Bruxelas avisava ainda que "sem esforços adicionais de consolidação orçamental e reformas estruturais favoráveis ao crescimento para salvaguardar a sustentabilidade das finanças públicas será muito difícil reduzir significativamente os níveis da dívida", que poderá ficar "fora do controlo". "Uma trajectória insustentável da dívida poderia ter um impacto muito adverso na estabilidade económica de Portugal e repercussões negativas para o exterior por via do risco soberano", acrescentava.
As taxas de juro da dívida pública não voltaram aos picos de Fevereiro depois de o Governo se ter comprometido com o "plano B". Mas em Bruxelas sublinha-se que a deterioração dos custos de financiamento de Portugal é real, mede-se pelo alargamento do prémio de risco face à dívida alemã e significa mais endividamento: a longo prazo, um aumento de 1% nos custos de financiamento do Estado significam um acréscimo de dois mil milhões de euros na factura anual dos juros.
17 DE MARÇO
Ponto de situação
A cimeira de 17 e 18 deste mês será dedicada à economia europeia e às orientações que devem ser seguidas pelos governos. Será uma primeira oportunidade para avaliar ao mais alto nível a situação de Portugal. No seio da Zona Euro, Itália, França e Grécia são, por motivos distintos, os outros países que mais preocupam.
FIM DE MARÇO
Contas de 2015
O INE divulga o défice de 2015. Passos Coelho assumira como "ponto de honra" um défice máximo de 3% do PIB, o que permitiria cumprir um dos critérios para Portugal iniciar a saída do procedimento dos défices excessivos. Mário Centeno confirmou que o indicador tinha condições para ficar abaixo 3%, descontando o custo do Banif. Mas o ministro das Finanças acabou por inscrever 3,2% no défice de 2015 quando apresentou a proposta de OE de 2016, onde prevê uma redução do indicador para 2,2%. Ontem, o PS falava já de desvio de "mais de mil milhões de euros"; o PSD respondeu que os socialistas estão a "inventar números" para desviar responsabilidades sobre a necessidade de um "Plano B" para 2016.
FIM ABRIL
Plano B
Mário Centeno comprometeu-se em 11 de Fevereiro no Eurogrupo em preparar "desde já" um conjunto de medidas para aplicar "quando necessário". Ficou estabelecido que esse "plano B" seria submetido à Comissão Europeia até ao fim de Abril. Pierre Moscovici vem agora falar com o António Costa e Mário Centeno sobre essas medidas. No entendimento das instituições europeias, mais medidas de austeridade sobre o Orçamento de 2016 (que só recebeu luz amarela de Bruxelas depois de mil milhões de austeridade adicionais face aos planos iniciais do governo) não é uma questão de "se" mas apenas de "quando", ao contrário do que tem dado a entender o governo.

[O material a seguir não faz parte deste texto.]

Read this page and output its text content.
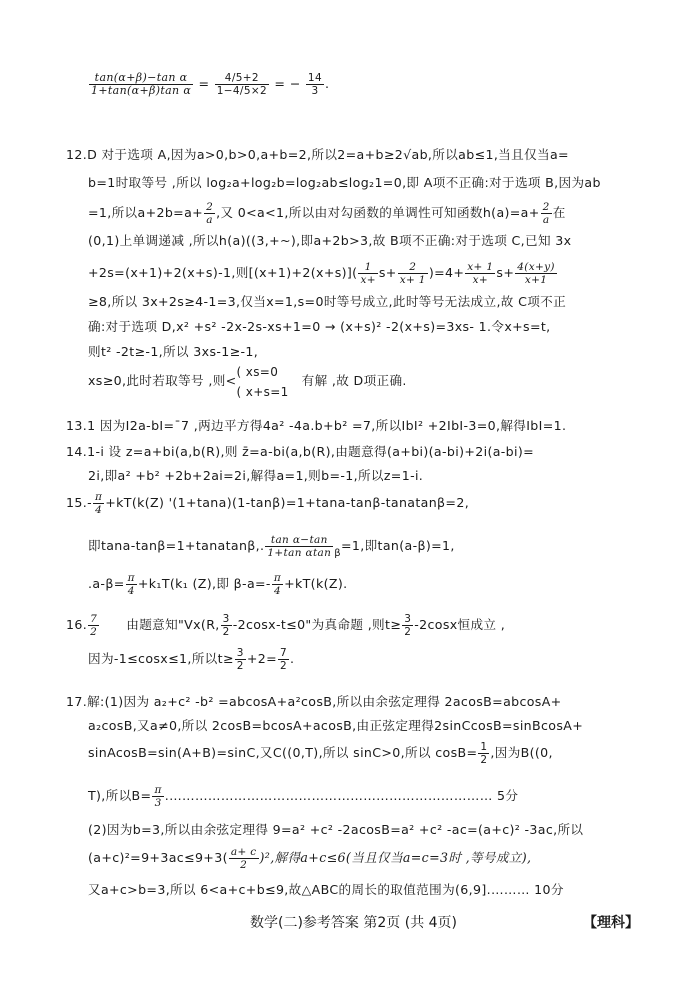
$\frac{\text{tan(α+β)−tan α}}{\text{1+tan(α+β)tan α}} = \frac{4/5+2}{1-4/5\times 2}$ = − $\frac{14}{3}$ .
12.D 对于选项 A,因为a>0,b>0,a+b=2,所以2=a+b≥2√ab,所以ab≤1,当且仅当a=
b=1时取等号 ,所以 log₂a+log₂b=log₂ab≤log₂1=0,即 A项不正确:对于选项 B,因为ab
=1,所以$a+2b=a+ \frac{2}{a}$ ,又 0<a<1,所以由对勾函数的单调性可知函数$h(a)=a+ \frac{2}{a}$ 在
(0,1)上单调递减 ,所以h(a)((3,+~),即a+2b>3,故 B项不正确:对于选项 C,已知 3x
+2s=(x+1)+2(x+s)-1,则$[(x+1)+2(x+s)]( \frac{1}{x+} s+ \frac{2}{x+ 1} )=4+ \frac{x+ 1}{x+} s+ \frac{4(x+y)}{x+1}$
≥8,所以 3x+2s≥4-1=3,仅当x=1,s=0时等号成立,此时等号无法成立,故 C项不正
确:对于选项 D,x² +s² -2x-2s-xs+1=0 → (x+s)² -2(x+s)=3xs- 1.令x+s=t,
则t² -2t≥-1,所以 3xs-1≥-1,
xs≥0,此时若取等号 ,则<
( xs=0
( x+s=1
有解 ,故 D项正确.
13.1 因为I2a-bI=¯7 ,两边平方得4a² -4a.b+b² =7,所以IbI² +2IbI-3=0,解得IbI=1.
14.1-i 设 z=a+bi(a,b(R),则 z̄=a-bi(a,b(R),由题意得(a+bi)(a-bi)+2i(a-bi)=
2i,即a² +b² +2b+2ai=2i,解得a=1,则b=-1,所以z=1-i.
$15.- \frac{\pi}{4} +kT(k(Z)$ '(1+tana)(1-tanβ)=1+tana-tanβ-tanatanβ=2,
即tana-tanβ=1+tanatanβ,. $\frac{\text{tan α−tan}}{\text{1+tan αtan}} _\beta=1$,即tan(a-β)=1,
$.a-\beta= \frac{\pi}{4} +k_1T(k_1$ (Z),即 $\beta-a=- \frac{\pi}{4} +kT(k(Z)$.
16. $\frac{7}{2}$ 由题意知"Vx(R, $\frac{3}{2} -2\cos x-t\le 0$"为真命题 ,则$t\ge \frac{3}{2} -2\cos x$恒成立 ,
因为-1≤cosx≤1,所以$t\ge \frac{3}{2} +2= \frac{7}{2}$ .
17.解:(1)因为 a₂+c² -b² =abcosA+a²cosB,所以由余弦定理得 2acosB=abcosA+
a₂cosB,又a≠0,所以 2cosB=bcosA+acosB,由正弦定理得2sinCcosB=sinBcosA+
sinAcosB=sin(A+B)=sinC,又C((0,T),所以 sinC>0,所以 $\cos B= \frac{1}{2}$ ,因为B((0,
T),所以$B= \frac{\pi}{3}$ .………………………………………………………………… 5分
(2)因为b=3,所以由余弦定理得 9=a² +c² -2acosB=a² +c² -ac=(a+c)² -3ac,所以
$(a+c)^2=9+3ac\le 9+3( \frac{a+ c}{2} )^2$,解得a+c≤6(当且仅当a=c=3时 ,等号成立),
又a+c>b=3,所以 6<a+c+b≤9,故△ABC的周长的取值范围为(6,9].……… 10分
数学(二)参考答案 第2页 (共 4页)	【理科】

Novo programa nacional de reformas e actualização do programa de estabilidade
Governo tem de apresentar o novo plano de reformas estruturais e, paralelamente, o novo programa de estabilidade, com dados sobre a execução de 2016, metas e medidas para anos seguintes, particularmente detalhadas para 2017.
MAIO
Bruxelas avalia e propõe recomendações e/ou sanções
Em função dos elementos e garantias recebidos dos governos e das novas previsões macroeconómicas, Bruxelas decide se – e como – aperta o crivo às políticas orçamentais e económicas dos Estados-membros. No caso de Portugal, será nessa altura que se perceberá se haverá necessidade de pôr em marcha um OE rectificativo e se Bruxelas avançará com proposta de acompanhamento mais apertado da governação em Lisboa ou, no limite, com sanções. Esse risco de sanções é maior no âmbito do "procedimento dos défices excessivos", mas também existe devido à reversão de medidas de política económica no quadro do "procedimento dos desequilíbrios macroeconómicos".